Now, 70% y/y growth is pretty impressive, but not too insane for a relativly new offering. Let’s say they do that two more years and then it goes down to like 30 or 40% for any length of out years we care about.

Then, let’s just take a swag at storage costs. Who knows if they use S3, but let’s assume they can get down to similar pricing, we’ll take S3’s mid-tier: $0.0125/GB/month. My work Google Drive says it’s 22 GB, but I save a lot more stuff than most people do. Let’s just go with 20GB as an average. Then let’s assume you at least duplicate it, so you’re paying for 40 GB a month (across two cloud zones), which is $6/year. (Let’s ignore networking transfer charges – adding that in is left as a exercise for the reader!)

Then you need all the meat-sacks. You could probably get by with 6 to 12 product staff (programmers, product manager – you probably outsource design at this point as needed).

You need the CEO, HR, CFO, and probably 1-2 people to work for them (6 people max); you could probably cut out HR depending on how Insight likes to run HR (outsourced or pooled across companies). Maybe the CFO, but probably not.

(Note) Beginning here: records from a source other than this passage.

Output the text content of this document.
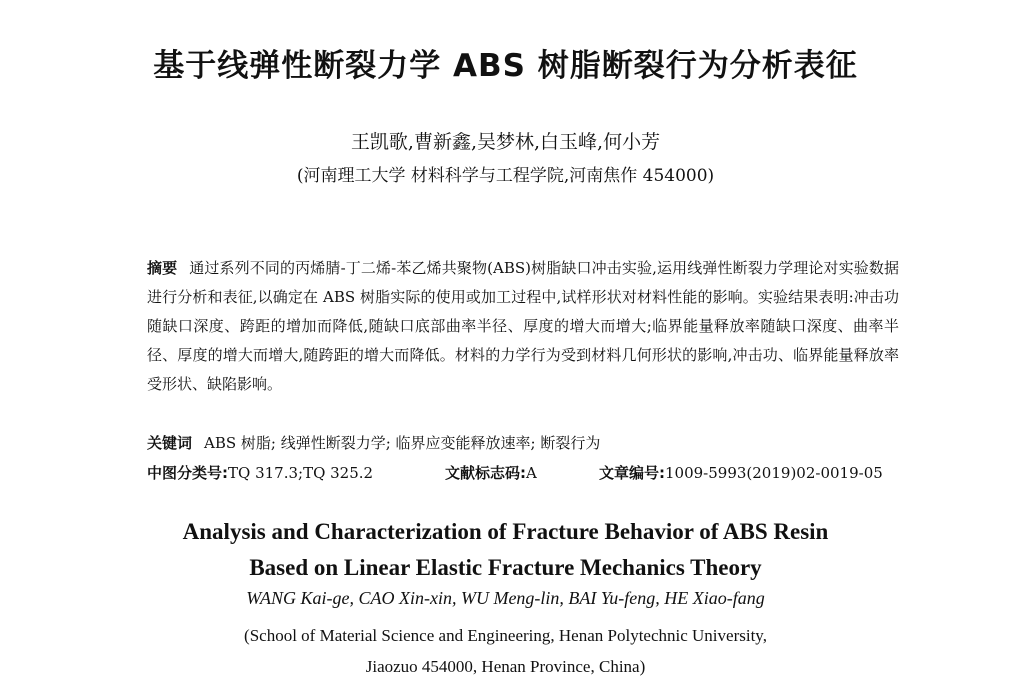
基于线弹性断裂力学 ABS 树脂断裂行为分析表征
王凯歌,曹新鑫,吴梦林,白玉峰,何小芳
(河南理工大学 材料科学与工程学院,河南焦作 454000)
摘要 通过系列不同的丙烯腈-丁二烯-苯乙烯共聚物(ABS)树脂缺口冲击实验,运用线弹性断裂力学理论对实验数据进行分析和表征,以确定在 ABS 树脂实际的使用或加工过程中,试样形状对材料性能的影响。实验结果表明:冲击功随缺口深度、跨距的增加而降低,随缺口底部曲率半径、厚度的增大而增大;临界能量释放率随缺口深度、曲率半径、厚度的增大而增大,随跨距的增大而降低。材料的力学行为受到材料几何形状的影响,冲击功、临界能量释放率受形状、缺陷影响。
关键词 ABS 树脂; 线弹性断裂力学; 临界应变能释放速率; 断裂行为
中图分类号:TQ 317.3;TQ 325.2	文献标志码:A	文章编号:1009-5993(2019)02-0019-05
Analysis and Characterization of Fracture Behavior of ABS Resin
Based on Linear Elastic Fracture Mechanics Theory
WANG Kai-ge, CAO Xin-xin, WU Meng-lin, BAI Yu-feng, HE Xiao-fang
(School of Material Science and Engineering, Henan Polytechnic University,
Jiaozuo 454000, Henan Province, China)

I’m no enterprise SaaS business expert, but I’m guessing it’s marketing and sales heavy, so:

Then you need probably 2-3 people in marketing (if you were slick, you could outsource a lot of this, esp. for something as easy to understand as “backup”): 5-10 face-to-face enterprise hustlers, and let’s say a team of 5 “inside/web” sales people who send all those annoying “Re: catching-up. I see you read out white paper on BACKUP. Would you like to talk more? Are you the right person at your organization?” emails. So, max 18.

That’s around 36 people, which seems really low to me. But, if you were, I don’t know, a private equity firm, you’d probably think that was OK, if not a little heavy for a company that basically just copies files from one place to the other (yes, I’m being MBA-fatuous).

Without getting a spreadsheet to do some clustering, doing salary cost across such a diverse set is hard. Many of them are in Austin (I assume, still), so let’s just of with $150,00 all-in per head (I’m sure the admin staff and your “strategic account” sales people get paid well plus extra comp, and the more senior tech staff get paid more). So, that’s something like $5,400,000 in people expenses. Then there’s going to conferences, probably a large ad budget, that nice office they have in downtown Austin (which I think is an EMC office, so they’ll get the boot?) which means buying a lot of organic beef-jerky and craft beer etc., then there’s flying those 5-10 enterprise hustlers around and their $70-100 a day per diems, plus wining and dining. Let’s just trow in another million and go to $6.5m.

So, with some mumbo jumbo business casing (I grow revenue by 70% for two years, then level it off to 30% for the last two years; I grow staff up to 60 people max), you have something like this:

Screenshot 2017-04-23 09.16.10

Those storage costs look insanely off. And from their press release, they claim to have actual data-centers (probably co-lo’d racks that are, at best, caged for compliance reasons, far from “having data centers”), which sounds like building your own, which might actually be as cheap, or slightly higher.

Who knows. Cloud storage is insanely cheap, so maybe that figure isn’t so bonkers. Of course, you need networking transfer chargers, etc. So, double, even quadruple the cost if you care too: still “nothing,” relative to the other numbers.

With this kind of Sunday morning, armchair analysis, there’s no end of flaws. Like I should have found the comparable costs, growth, the TAM, and staffing for Box, BackBlaze, etc., and even made sure I actually understand Spanning’s business model, but: ¯_(ツ)_/¯

Over years, that’s a pretty small gap to close to be profitably, and there’s a lot of things to play with in the spreadsheet (can we fire most all the sales and marketing people and go pure channel, hiring up a biz dev team of 2-3 people to get 5 or so key channel partners?).

It’s probably even easier to bundle up the company for sale to another large company after a few years. Someone like Microsoft or Salesforce might even want them to add that functionality to their own products, or any company that’s concerned about filling in it’s “enterprise SaaS” strategy gaps.

I’ve always like Spanning (RIP Sync). I hope it works out well!